Just lately I've heard a lot of music including Tschaikovsky's Pathétique and Fifth Symphonies, some Debussy, and odd pieces by Dukas, Glinka, Smetana, Mozart. I am chock-full of impressions of all this precious stuff and scarcely know what to write. As usual, the third movement of the Pathétique produced a frenzy of exhilaration; I seemed to put on several inches around my chest and wished to shout in a voice of thunder. The conventions of a public concert hall are dreadfully oppressive at such times. I could have eaten "all the elephants of Hindustan and picked my teeth with the spire of Strassburg Cathedral."

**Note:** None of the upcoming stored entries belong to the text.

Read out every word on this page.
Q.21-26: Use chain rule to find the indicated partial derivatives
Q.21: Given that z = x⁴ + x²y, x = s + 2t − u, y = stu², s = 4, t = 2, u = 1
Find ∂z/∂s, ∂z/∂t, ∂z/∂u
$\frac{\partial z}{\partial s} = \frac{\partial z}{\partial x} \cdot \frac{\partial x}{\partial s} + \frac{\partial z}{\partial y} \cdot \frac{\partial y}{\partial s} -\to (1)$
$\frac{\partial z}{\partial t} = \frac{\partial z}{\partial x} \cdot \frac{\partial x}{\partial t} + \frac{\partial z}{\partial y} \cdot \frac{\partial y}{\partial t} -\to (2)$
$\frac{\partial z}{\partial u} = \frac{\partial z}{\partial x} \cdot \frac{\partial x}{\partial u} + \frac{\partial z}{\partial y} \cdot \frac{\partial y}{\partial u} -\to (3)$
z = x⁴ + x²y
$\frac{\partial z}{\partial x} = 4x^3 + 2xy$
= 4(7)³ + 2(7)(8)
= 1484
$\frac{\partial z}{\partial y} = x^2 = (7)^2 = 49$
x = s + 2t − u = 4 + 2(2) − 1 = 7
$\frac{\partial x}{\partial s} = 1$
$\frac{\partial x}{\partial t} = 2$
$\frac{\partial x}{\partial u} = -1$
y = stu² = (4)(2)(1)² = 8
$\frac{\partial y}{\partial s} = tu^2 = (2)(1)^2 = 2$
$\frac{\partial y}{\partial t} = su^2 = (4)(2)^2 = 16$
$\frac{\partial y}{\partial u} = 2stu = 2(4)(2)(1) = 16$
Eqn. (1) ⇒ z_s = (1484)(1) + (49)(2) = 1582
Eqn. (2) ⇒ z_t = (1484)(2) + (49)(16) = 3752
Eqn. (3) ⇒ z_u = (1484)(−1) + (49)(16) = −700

In the last movement of the Fifth Symphony of that splendid fellow Tschaikovsky, the orchestra seemed to gallop away leaving poor Landon Ronald to wave his whip in a ridiculously ineffective way. They went on crashing down chords, and just before the end I had the awful presentiment that the orchestra simply could not stop. I sat still straining every nerve in the expectancy that this chord or the next or the next was the end. But it went on pounding down—each one seemed the last but every time another followed as passionate and emphatic as the one before, until finally, whatever this inhuman orchestra was attempting to crush and destroy must have been reduced to shapeless pulp. I wanted to board the platform and plead with them, elderly gentlemen turned their heads nervously, everyone was breathless, we all wanted to call "For God's sake, stop"—to do anything to still this awful lust for annihilation.... The end came quickly in four drum beats in quick succession. I have never seen such hate, such passionate intensity of the will to destroy.... And Tschaikovsky was a Russian!

Debussy was a welcome change. "L'Après-midi d'un Faun" is a musical setting to an oscitatory exercise. It is an orchestral yawn. Oh! so tired!

Came away thoroughly delighted. Wanted to say to every one "Bally good, ain't it?" and then we would all shake hands and go home whistling.

December 14.

My rooms are littered with old concert programmes and the Doctor's prescriptions (in the yellow envelopes of the dispenser) for my various ailments and diseases, and books, books, books.

Among the latter those lying on my table at this moment are—

Plays of M. Brieux.

Joseph Vance.

The Sequel to Pragmatism: The Meaning of Truth, by Wiliam James.